David still remembered what don Alejandro had said, which could never be written down: “David, you are among a few initiates given this knowledge. When you activate the skull at the end of the Calendar, do not think you carry the burden alone. Thirteen of you will judge whether the evil ones have taken over your planet, the heartless ones who seek only pleasure and riches.
“If the list is not fulfilled, an infusion of power from the higher dimensions into the lower ones will begin reweaving the dream of Earth. I warn you, however, this convergence will be so intense that many will not be able to bear it. Those who can will experience life in nine dimensions. This includes your children and grandchildren. I warn you, David, reality will be so chaotic and insane through 2016 that few will be able to stand it. But many will. You will. Your children will. You must because anything is better than the end of a world, anything.”
The skull was buzzing. At first he thought he was crazy, but for sure it was. Is it trying to speak to me? His temporal bones vibrated with the skull, and a stream of thoughts came through a hologram, a diamond that emitted sound: I am the Primum Mobile. Feel my tightly woven cord enter your body from deep in Earth and move through your energy centers, out through the top of your head, and into the spinning Galactic Center.
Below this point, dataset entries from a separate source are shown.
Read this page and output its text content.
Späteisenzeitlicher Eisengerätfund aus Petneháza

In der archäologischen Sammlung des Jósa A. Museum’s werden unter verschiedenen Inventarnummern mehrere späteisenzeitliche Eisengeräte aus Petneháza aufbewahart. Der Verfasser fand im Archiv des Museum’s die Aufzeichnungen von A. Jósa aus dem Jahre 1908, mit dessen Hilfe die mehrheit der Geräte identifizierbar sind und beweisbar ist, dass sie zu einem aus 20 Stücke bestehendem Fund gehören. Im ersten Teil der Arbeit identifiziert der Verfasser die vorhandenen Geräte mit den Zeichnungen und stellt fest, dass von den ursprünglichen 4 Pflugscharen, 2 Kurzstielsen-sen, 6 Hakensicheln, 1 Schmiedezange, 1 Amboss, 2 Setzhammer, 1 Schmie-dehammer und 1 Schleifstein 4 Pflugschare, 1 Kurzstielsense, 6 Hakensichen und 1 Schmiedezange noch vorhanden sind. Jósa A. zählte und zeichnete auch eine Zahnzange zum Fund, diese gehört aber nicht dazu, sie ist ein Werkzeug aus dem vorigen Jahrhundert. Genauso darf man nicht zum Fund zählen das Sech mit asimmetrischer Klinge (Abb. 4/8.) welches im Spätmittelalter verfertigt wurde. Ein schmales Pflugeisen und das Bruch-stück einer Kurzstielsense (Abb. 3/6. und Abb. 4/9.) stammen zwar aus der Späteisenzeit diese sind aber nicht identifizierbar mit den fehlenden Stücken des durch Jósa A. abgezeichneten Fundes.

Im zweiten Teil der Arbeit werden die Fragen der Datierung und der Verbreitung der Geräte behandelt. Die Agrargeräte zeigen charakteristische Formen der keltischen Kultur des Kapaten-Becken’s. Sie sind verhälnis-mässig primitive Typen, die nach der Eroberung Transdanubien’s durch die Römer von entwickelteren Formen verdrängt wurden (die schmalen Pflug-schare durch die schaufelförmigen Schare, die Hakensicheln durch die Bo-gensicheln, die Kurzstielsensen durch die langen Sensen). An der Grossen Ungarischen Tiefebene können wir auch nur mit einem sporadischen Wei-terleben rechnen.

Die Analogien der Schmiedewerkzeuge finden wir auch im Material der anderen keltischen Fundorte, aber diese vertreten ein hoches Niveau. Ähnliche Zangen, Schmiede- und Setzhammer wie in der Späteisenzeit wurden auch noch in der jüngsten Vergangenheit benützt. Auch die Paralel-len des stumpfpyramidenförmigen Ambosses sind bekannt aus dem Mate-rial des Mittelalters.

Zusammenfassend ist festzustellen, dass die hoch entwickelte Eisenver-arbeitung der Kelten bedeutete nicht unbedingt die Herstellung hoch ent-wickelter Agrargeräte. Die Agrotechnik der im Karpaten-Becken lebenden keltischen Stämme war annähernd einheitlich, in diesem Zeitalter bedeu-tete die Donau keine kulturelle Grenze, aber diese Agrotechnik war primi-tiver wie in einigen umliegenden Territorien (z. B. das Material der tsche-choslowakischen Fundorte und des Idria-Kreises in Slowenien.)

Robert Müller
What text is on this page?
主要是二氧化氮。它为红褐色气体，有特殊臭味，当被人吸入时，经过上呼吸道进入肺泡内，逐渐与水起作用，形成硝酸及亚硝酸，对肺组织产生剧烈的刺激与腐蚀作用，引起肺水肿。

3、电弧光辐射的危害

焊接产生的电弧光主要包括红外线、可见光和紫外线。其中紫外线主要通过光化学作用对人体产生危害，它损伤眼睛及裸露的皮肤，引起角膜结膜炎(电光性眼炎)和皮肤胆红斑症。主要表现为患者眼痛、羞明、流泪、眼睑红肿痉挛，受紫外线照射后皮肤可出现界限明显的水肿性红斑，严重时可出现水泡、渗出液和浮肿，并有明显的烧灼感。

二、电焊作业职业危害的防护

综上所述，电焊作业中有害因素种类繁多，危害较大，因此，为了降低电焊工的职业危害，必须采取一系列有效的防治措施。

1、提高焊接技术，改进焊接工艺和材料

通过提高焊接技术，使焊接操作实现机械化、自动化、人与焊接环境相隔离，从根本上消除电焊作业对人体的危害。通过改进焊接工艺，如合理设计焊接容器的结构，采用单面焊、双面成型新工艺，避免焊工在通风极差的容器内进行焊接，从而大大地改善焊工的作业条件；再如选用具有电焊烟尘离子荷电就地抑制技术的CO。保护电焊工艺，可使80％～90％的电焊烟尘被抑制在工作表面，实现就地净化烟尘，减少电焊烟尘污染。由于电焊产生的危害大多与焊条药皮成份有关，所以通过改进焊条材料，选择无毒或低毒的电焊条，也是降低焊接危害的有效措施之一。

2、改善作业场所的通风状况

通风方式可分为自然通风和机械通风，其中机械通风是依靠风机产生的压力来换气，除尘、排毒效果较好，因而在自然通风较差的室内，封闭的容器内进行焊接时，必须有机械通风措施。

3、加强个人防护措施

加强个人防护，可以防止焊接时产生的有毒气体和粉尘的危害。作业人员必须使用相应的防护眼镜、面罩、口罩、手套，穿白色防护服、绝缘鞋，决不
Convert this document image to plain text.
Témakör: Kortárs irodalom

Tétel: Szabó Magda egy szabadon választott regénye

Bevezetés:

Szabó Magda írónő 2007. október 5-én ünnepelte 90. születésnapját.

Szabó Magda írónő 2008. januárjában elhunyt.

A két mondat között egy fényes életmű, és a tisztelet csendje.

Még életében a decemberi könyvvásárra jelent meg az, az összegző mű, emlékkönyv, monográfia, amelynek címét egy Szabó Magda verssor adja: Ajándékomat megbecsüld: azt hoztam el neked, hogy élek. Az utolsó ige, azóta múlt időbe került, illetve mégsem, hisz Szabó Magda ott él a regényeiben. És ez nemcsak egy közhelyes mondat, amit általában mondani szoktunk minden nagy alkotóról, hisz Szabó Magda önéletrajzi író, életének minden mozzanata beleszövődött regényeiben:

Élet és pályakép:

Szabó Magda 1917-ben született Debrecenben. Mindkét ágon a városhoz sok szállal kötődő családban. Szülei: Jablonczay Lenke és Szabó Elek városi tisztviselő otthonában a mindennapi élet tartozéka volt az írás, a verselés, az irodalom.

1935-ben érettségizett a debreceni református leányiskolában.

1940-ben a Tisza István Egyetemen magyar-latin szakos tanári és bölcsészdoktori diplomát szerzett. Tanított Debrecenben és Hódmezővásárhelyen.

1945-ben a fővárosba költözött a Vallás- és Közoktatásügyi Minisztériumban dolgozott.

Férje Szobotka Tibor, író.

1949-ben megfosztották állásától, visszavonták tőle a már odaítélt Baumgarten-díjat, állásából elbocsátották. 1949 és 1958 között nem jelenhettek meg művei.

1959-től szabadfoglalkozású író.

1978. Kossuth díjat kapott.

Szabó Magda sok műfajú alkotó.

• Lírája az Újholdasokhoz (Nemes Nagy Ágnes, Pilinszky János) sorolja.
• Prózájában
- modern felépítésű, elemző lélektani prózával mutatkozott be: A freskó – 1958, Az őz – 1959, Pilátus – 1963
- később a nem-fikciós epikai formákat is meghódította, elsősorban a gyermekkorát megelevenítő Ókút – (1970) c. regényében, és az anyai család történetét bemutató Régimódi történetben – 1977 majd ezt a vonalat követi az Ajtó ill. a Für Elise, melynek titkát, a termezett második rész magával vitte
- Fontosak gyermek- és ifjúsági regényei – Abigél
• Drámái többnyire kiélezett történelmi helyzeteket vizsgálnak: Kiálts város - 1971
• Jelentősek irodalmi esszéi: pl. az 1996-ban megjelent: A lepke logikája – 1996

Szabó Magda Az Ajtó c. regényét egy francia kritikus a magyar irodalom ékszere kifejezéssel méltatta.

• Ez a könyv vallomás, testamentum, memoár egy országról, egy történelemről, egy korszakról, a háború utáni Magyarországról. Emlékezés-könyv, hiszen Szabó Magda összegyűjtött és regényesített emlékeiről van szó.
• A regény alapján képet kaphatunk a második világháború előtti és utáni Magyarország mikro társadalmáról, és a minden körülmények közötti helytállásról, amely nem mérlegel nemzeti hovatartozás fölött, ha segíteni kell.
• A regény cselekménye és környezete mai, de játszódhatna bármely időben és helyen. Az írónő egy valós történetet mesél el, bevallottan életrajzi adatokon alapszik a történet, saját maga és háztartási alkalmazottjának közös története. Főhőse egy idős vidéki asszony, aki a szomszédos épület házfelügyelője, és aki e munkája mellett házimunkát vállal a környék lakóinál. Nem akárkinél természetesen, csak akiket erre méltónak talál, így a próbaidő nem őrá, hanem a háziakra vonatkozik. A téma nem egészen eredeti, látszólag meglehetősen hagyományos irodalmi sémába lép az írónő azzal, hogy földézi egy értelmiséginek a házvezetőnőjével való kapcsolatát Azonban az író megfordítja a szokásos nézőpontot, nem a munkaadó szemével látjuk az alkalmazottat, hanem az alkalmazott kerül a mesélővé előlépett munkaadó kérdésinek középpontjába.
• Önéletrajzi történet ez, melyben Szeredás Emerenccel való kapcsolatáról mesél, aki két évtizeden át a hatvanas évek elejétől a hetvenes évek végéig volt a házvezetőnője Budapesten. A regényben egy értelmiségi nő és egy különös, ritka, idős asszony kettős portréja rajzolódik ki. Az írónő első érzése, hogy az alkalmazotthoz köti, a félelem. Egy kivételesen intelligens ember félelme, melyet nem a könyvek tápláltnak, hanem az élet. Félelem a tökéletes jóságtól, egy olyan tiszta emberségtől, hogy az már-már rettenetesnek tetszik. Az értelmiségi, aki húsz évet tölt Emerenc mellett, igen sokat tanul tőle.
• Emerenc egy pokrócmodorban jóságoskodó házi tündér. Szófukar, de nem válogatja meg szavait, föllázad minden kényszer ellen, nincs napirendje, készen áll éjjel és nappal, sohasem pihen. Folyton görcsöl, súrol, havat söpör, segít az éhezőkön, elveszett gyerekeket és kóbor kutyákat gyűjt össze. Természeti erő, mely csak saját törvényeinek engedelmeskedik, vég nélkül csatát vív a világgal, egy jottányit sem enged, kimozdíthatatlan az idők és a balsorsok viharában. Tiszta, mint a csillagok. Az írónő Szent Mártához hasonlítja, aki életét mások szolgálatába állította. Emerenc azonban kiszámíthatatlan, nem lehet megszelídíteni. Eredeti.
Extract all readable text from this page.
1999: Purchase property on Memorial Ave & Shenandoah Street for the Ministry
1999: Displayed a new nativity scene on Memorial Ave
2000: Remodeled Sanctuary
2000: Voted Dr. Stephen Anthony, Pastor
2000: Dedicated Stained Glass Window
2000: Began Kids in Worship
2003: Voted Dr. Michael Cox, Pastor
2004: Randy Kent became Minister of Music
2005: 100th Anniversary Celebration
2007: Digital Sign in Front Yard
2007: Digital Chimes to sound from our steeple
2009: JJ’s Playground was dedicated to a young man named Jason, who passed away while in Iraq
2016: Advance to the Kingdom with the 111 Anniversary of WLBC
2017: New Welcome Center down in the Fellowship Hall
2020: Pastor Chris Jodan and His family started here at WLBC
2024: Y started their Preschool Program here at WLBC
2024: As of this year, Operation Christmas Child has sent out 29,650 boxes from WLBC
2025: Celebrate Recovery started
Da
vid, listen to primordial sound. The game is over! The evolutionary push, nine phases of creation, completed November 28, 2011. The epiphany, a galactic superwave, approaches your solar system. When cosmic consciousness arrives, matter regenerates. In your zone, screaming metal parts vibrate within the iridescent hides of dying dinosaurs, the completion of the extinctions. Listen to them gnash their teeth! Tell them to surrender and leave their bodies to avoid the maelstrom.
David took a deep breath and came back into focus, but he couldn’t register what had deposited in his mind. He was disturbed by what he was feeling. It was as if a huge black machine made of metallic cords and whirring drives was reading him. I wonder if this is the elite computer—the inter-dimensional brain that monitors everything and mind-controls people. Maybe it ran out of fuel?
31
The Pierleoni Garden
On the evening of December 21, 2012, light suffused Claudia’s elegant apartment. The marble floors glowed in the subtle light of recessed designer lights. When Sarah walked in, her eyes were drawn to reflected golden flames in dripping beeswax wall sconces. The sheen on the new glossy embossed satin fabric of Claudia’s loveseat was sensual like excited skin. Sarah loved how going to Claudia’s apartment felt like visiting the eighteenth century.
“Sarah, I’m so happy to see you, and I promise to never call you darling again. Do you love my new satin coverings? I found the fabric in Milan and waited nearly a year for it.” Sarah admired everything and then they sat down as Claudia got right into it. “Here we are, the big moment; has anything really changed?”
“Well, of course, many things have changed. We are meeting to discuss the unspeakables, to unmask evil. I’m tired of the repression. I’m ready, Claudia. Tell me all about your love affair with Armando. I mean all of it.”